Both communities had a very strong minor league presence with the WHL’s Canucks and the AHL’s Bisons and received a great deal of support from local hockey fans from the start — even if the on-ice product needed some time to become a success. The Buffalo Sabres, who had former Toronto Maple Leafs coach and general manager Punch Imlach running the show, became a contender sooner than the Canucks and made the playoffs for the first time in 1972–73 with young stars Gilbert Perreault, Richard Martin and Rene Robert forming the legendary French Connection line.
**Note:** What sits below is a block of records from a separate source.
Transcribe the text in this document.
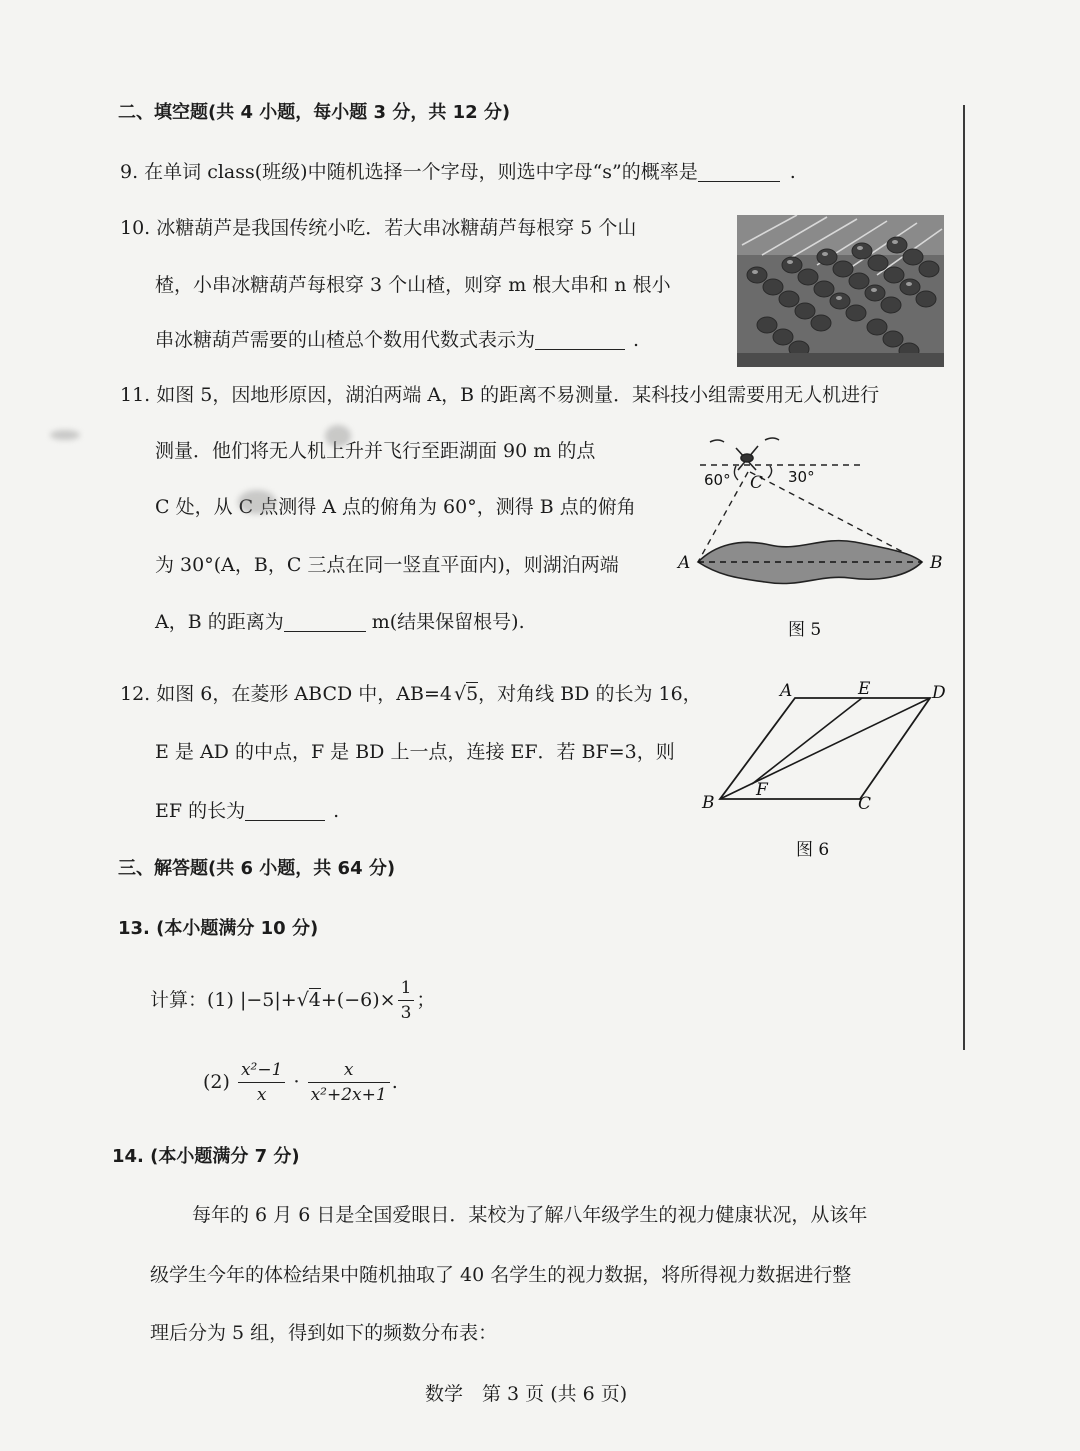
二、填空题(共 4 小题，每小题 3 分，共 12 分)
9. 在单词 class(班级)中随机选择一个字母，则选中字母“s”的概率是	.
10. 冰糖葫芦是我国传统小吃．若大串冰糖葫芦每根穿 5 个山
楂，小串冰糖葫芦每根穿 3 个山楂，则穿 m 根大串和 n 根小
串冰糖葫芦需要的山楂总个数用代数式表示为	.
11. 如图 5，因地形原因，湖泊两端 A，B 的距离不易测量．某科技小组需要用无人机进行
测量．他们将无人机上升并飞行至距湖面 90 m 的点
C 处，从 C 点测得 A 点的俯角为 60°，测得 B 点的俯角
为 30°(A，B，C 三点在同一竖直平面内)，则湖泊两端
A，B 的距离为	m(结果保留根号).
A	B
C
60°	30°
图 5
12. 如图 6，在菱形 ABCD 中，AB=4 √5，对角线 BD 的长为 16，
E 是 AD 的中点，F 是 BD 上一点，连接 EF．若 BF=3，则
EF 的长为	.
A	E	D
B
F
C
图 6
三、解答题(共 6 小题，共 64 分)
13. (本小题满分 10 分)
计算：(1) $|-5|+√4+(-6)\times \frac{1}{3}$ ；
$(2) \frac{\text{x²−1}}{x} \cdot \frac{x}{\text{x²+2x+1}}$ .
14. (本小题满分 7 分)
每年的 6 月 6 日是全国爱眼日．某校为了解八年级学生的视力健康状况，从该年
级学生今年的体检结果中随机抽取了 40 名学生的视力数据，将所得视力数据进行整
理后分为 5 组，得到如下的频数分布表：
数学　第 3 页 (共 6 页)
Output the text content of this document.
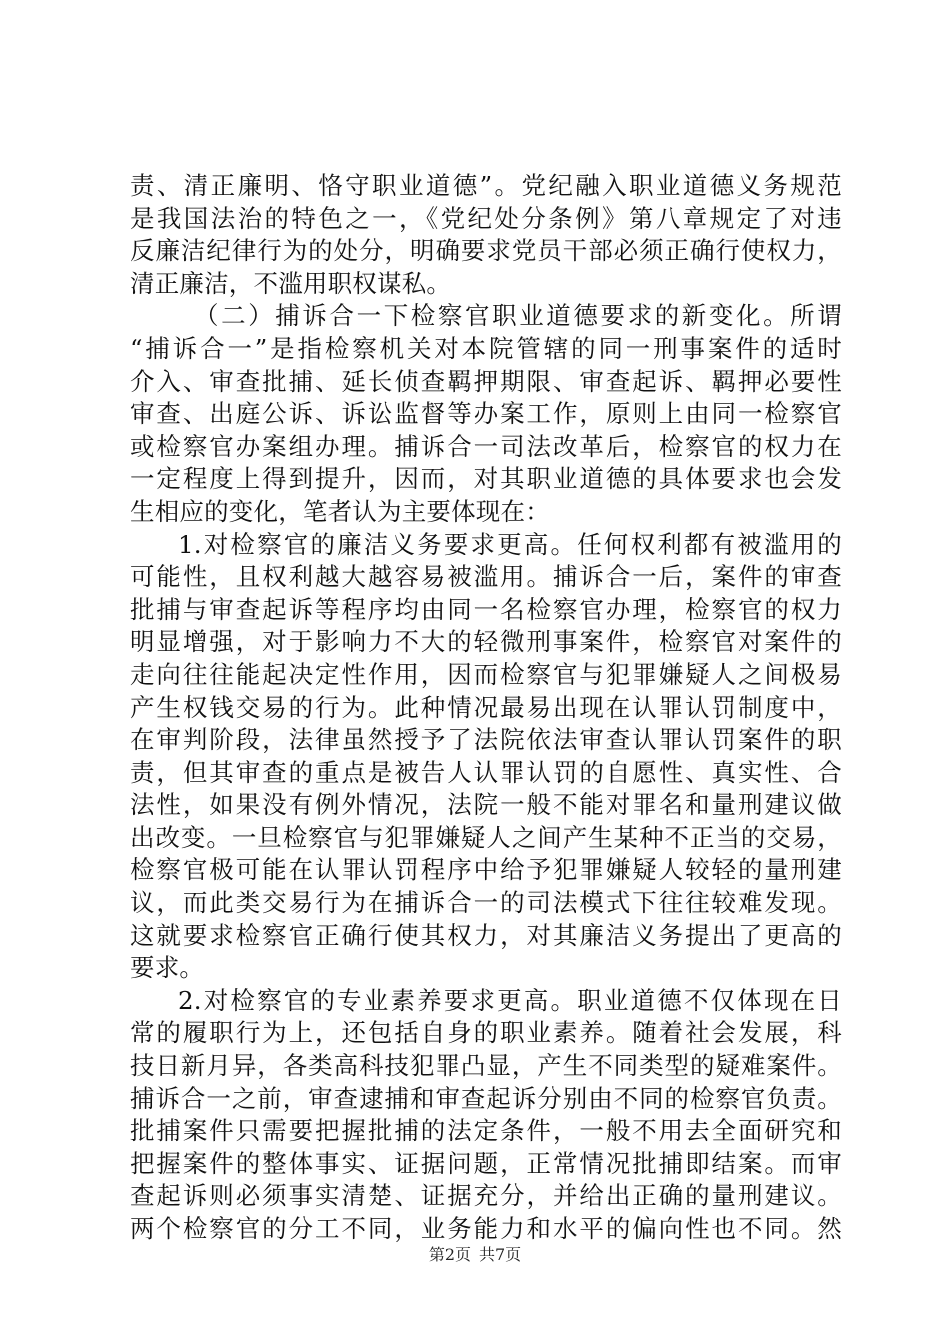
责、清正廉明、恪守职业道德”。党纪融入职业道德义务规范
是我国法治的特色之一，《党纪处分条例》第八章规定了对违
反廉洁纪律行为的处分，明确要求党员干部必须正确行使权力，
清正廉洁，不滥用职权谋私。
（二）捕诉合一下检察官职业道德要求的新变化。所谓
“捕诉合一”是指检察机关对本院管辖的同一刑事案件的适时
介入、审查批捕、延长侦查羁押期限、审查起诉、羁押必要性
审查、出庭公诉、诉讼监督等办案工作，原则上由同一检察官
或检察官办案组办理。捕诉合一司法改革后，检察官的权力在
一定程度上得到提升，因而，对其职业道德的具体要求也会发
生相应的变化，笔者认为主要体现在：
1.对检察官的廉洁义务要求更高。任何权利都有被滥用的
可能性，且权利越大越容易被滥用。捕诉合一后，案件的审查
批捕与审查起诉等程序均由同一名检察官办理，检察官的权力
明显增强，对于影响力不大的轻微刑事案件，检察官对案件的
走向往往能起决定性作用，因而检察官与犯罪嫌疑人之间极易
产生权钱交易的行为。此种情况最易出现在认罪认罚制度中，
在审判阶段，法律虽然授予了法院依法审查认罪认罚案件的职
责，但其审查的重点是被告人认罪认罚的自愿性、真实性、合
法性，如果没有例外情况，法院一般不能对罪名和量刑建议做
出改变。一旦检察官与犯罪嫌疑人之间产生某种不正当的交易，
检察官极可能在认罪认罚程序中给予犯罪嫌疑人较轻的量刑建
议，而此类交易行为在捕诉合一的司法模式下往往较难发现。
这就要求检察官正确行使其权力，对其廉洁义务提出了更高的
要求。
2.对检察官的专业素养要求更高。职业道德不仅体现在日
常的履职行为上，还包括自身的职业素养。随着社会发展，科
技日新月异，各类高科技犯罪凸显，产生不同类型的疑难案件。
捕诉合一之前，审查逮捕和审查起诉分别由不同的检察官负责。
批捕案件只需要把握批捕的法定条件，一般不用去全面研究和
把握案件的整体事实、证据问题，正常情况批捕即结案。而审
查起诉则必须事实清楚、证据充分，并给出正确的量刑建议。
两个检察官的分工不同，业务能力和水平的偏向性也不同。然
第2页 共7页
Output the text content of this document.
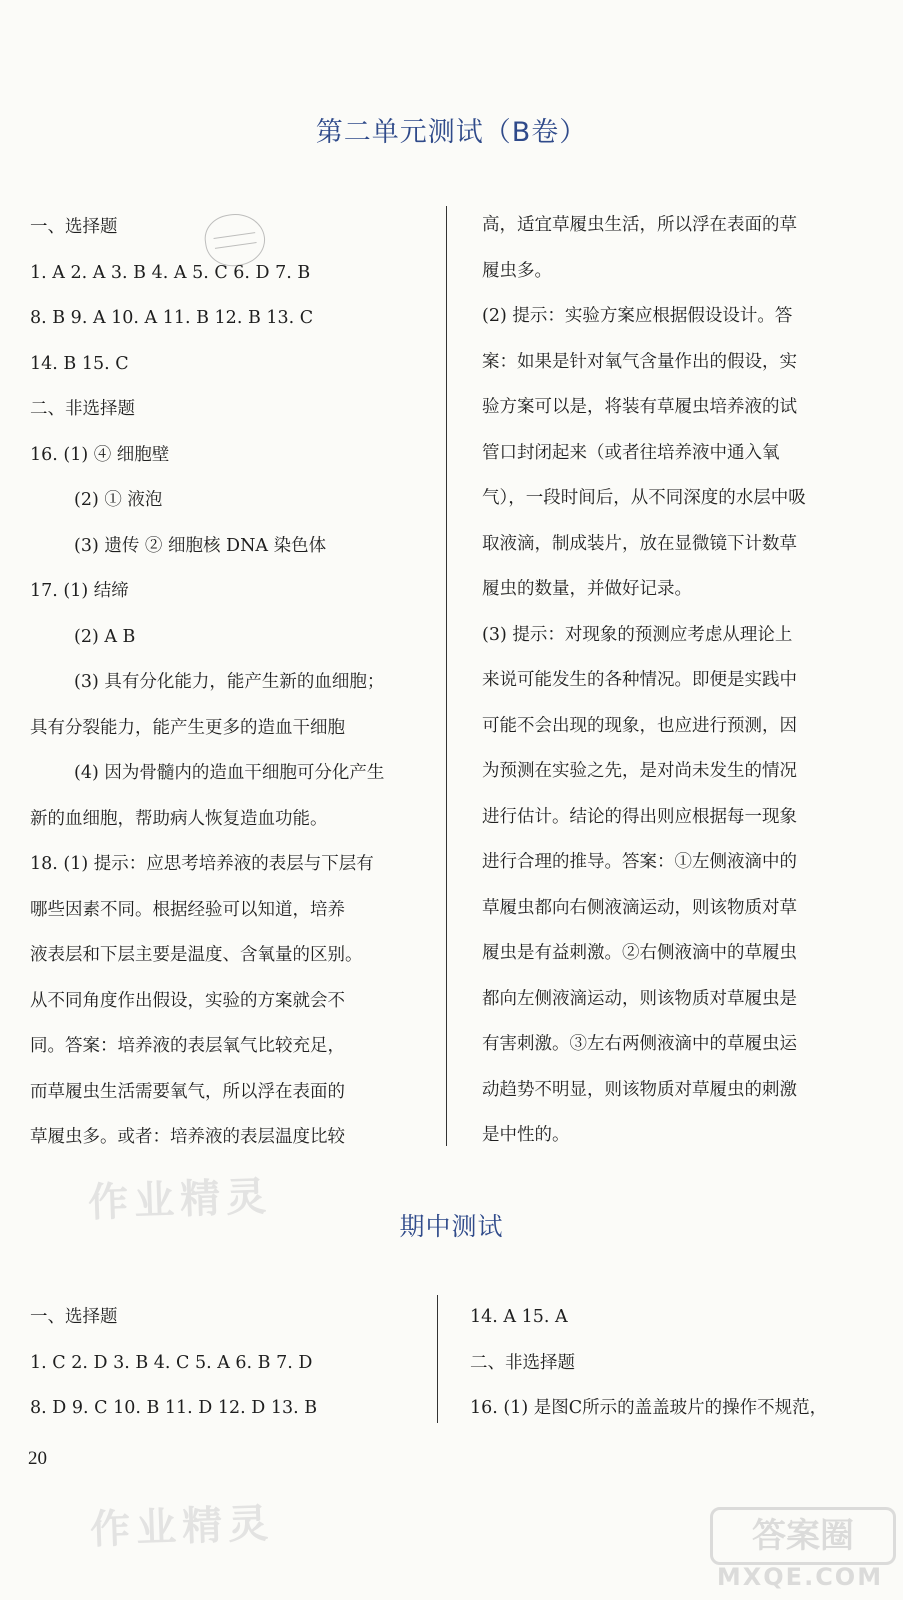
第二单元测试（B卷）
一、选择题
1. A 2. A 3. B 4. A 5. C 6. D 7. B
8. B 9. A 10. A 11. B 12. B 13. C
14. B 15. C
二、非选择题
16. (1) ④ 细胞壁
(2) ① 液泡
(3) 遗传 ② 细胞核 DNA 染色体
17. (1) 结缔
(2) A B
(3) 具有分化能力，能产生新的血细胞；
具有分裂能力，能产生更多的造血干细胞
(4) 因为骨髓内的造血干细胞可分化产生
新的血细胞，帮助病人恢复造血功能。
18. (1) 提示：应思考培养液的表层与下层有
哪些因素不同。根据经验可以知道，培养
液表层和下层主要是温度、含氧量的区别。
从不同角度作出假设，实验的方案就会不
同。答案：培养液的表层氧气比较充足，
而草履虫生活需要氧气，所以浮在表面的
草履虫多。或者：培养液的表层温度比较
高，适宜草履虫生活，所以浮在表面的草
履虫多。
(2) 提示：实验方案应根据假设设计。答
案：如果是针对氧气含量作出的假设，实
验方案可以是，将装有草履虫培养液的试
管口封闭起来（或者往培养液中通入氧
气），一段时间后，从不同深度的水层中吸
取液滴，制成装片，放在显微镜下计数草
履虫的数量，并做好记录。
(3) 提示：对现象的预测应考虑从理论上
来说可能发生的各种情况。即便是实践中
可能不会出现的现象，也应进行预测，因
为预测在实验之先，是对尚未发生的情况
进行估计。结论的得出则应根据每一现象
进行合理的推导。答案：①左侧液滴中的
草履虫都向右侧液滴运动，则该物质对草
履虫是有益刺激。②右侧液滴中的草履虫
都向左侧液滴运动，则该物质对草履虫是
有害刺激。③左右两侧液滴中的草履虫运
动趋势不明显，则该物质对草履虫的刺激
是中性的。
作业精灵
期中测试
一、选择题
1. C 2. D 3. B 4. C 5. A 6. B 7. D
8. D 9. C 10. B 11. D 12. D 13. B
14. A 15. A
二、非选择题
16. (1) 是图C所示的盖盖玻片的操作不规范，
20
作业精灵	答案圈
MXQE.COM
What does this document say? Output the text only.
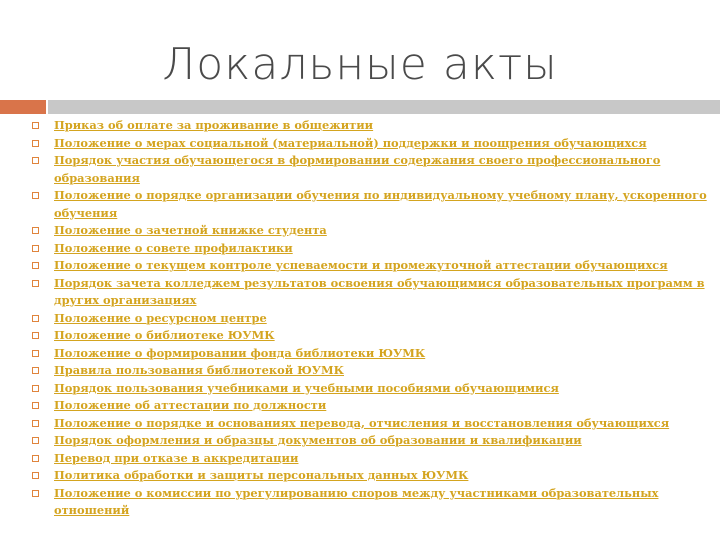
Локальные акты
Приказ об оплате за проживание в общежитии
Положение о мерах социальной (материальной) поддержки и поощрения обучающихся
Порядок участия обучающегося в формировании содержания своего профессионального образования
Положение о порядке организации обучения по индивидуальному учебному плану, ускоренного обучения
Положение о зачетной книжке студента
Положение о совете профилактики
Положение о текущем контроле успеваемости и промежуточной аттестации обучающихся
Порядок зачета колледжем результатов освоения обучающимися образовательных программ в других организациях
Положение о ресурсном центре
Положение о библиотеке ЮУМК
Положение о формировании фонда библиотеки ЮУМК
Правила пользования библиотекой ЮУМК
Порядок пользования учебниками и учебными пособиями обучающимися
Положение об аттестации по должности
Положение о порядке и основаниях перевода, отчисления и восстановления обучающихся
Порядок оформления и образцы документов об образовании и квалификации
Перевод при отказе в аккредитации
Политика обработки и защиты персональных данных ЮУМК
Положение о комиссии по урегулированию споров между участниками образовательных отношений
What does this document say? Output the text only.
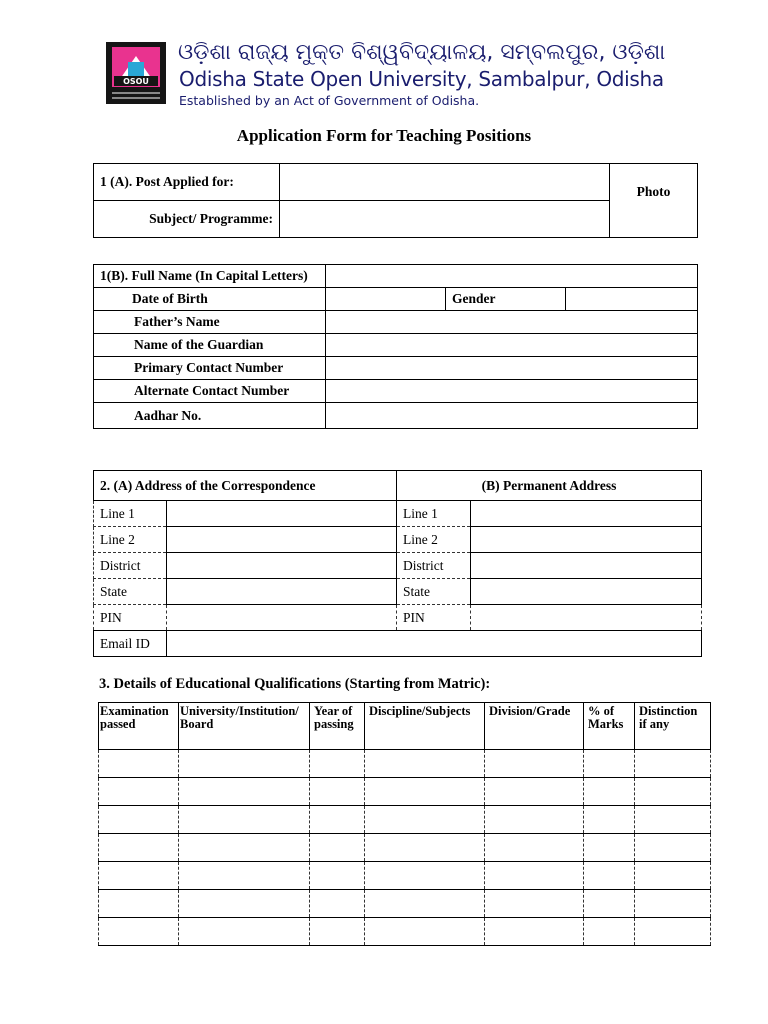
OSOU
ଓଡ଼ିଶା ରାଜ୍ୟ ମୁକ୍ତ ବିଶ୍ୱବିଦ୍ୟାଳୟ, ସମ୍ବଲପୁର, ଓଡ଼ିଶା
Odisha State Open University, Sambalpur, Odisha
Established by an Act of Government of Odisha.
Application Form for Teaching Positions
1 (A). Post Applied for:		Photo
Subject/ Programme:		
1(B). Full Name (In Capital Letters)			
Date of Birth		Gender	
Father’s Name			
Name of the Guardian			
Primary Contact Number			
Alternate Contact Number			
Aadhar No.			
2. (A) Address of the Correspondence		(B) Permanent Address	
Line 1		Line 1	
Line 2		Line 2	
District		District	
State		State	
PIN		PIN	
Email ID			
3. Details of Educational Qualifications (Starting from Matric):
Examination passed	University/Institution/ Board	Year of passing	Discipline/Subjects	Division/Grade	% of Marks	Distinction if any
The next round of expansion came more as a reaction to the World Hockey Association heading to the ice for the 1972–73 season. The NHL ventured south of the Mason-Dixon line for the first time and welcomed the Atlanta Flames and at the same time created a greater presence in its largest American market by welcoming the New York Islanders. Many established and younger players jumped to the rival league, and the Islanders lost a lot of talent before even hitting the ice. As a result, their first season was a woeful one, and they won only 12 contests. The Flames, on the other hand, had a bit more on-ice success, but they lasted only seven seasons in Georgia before moving to Calgary.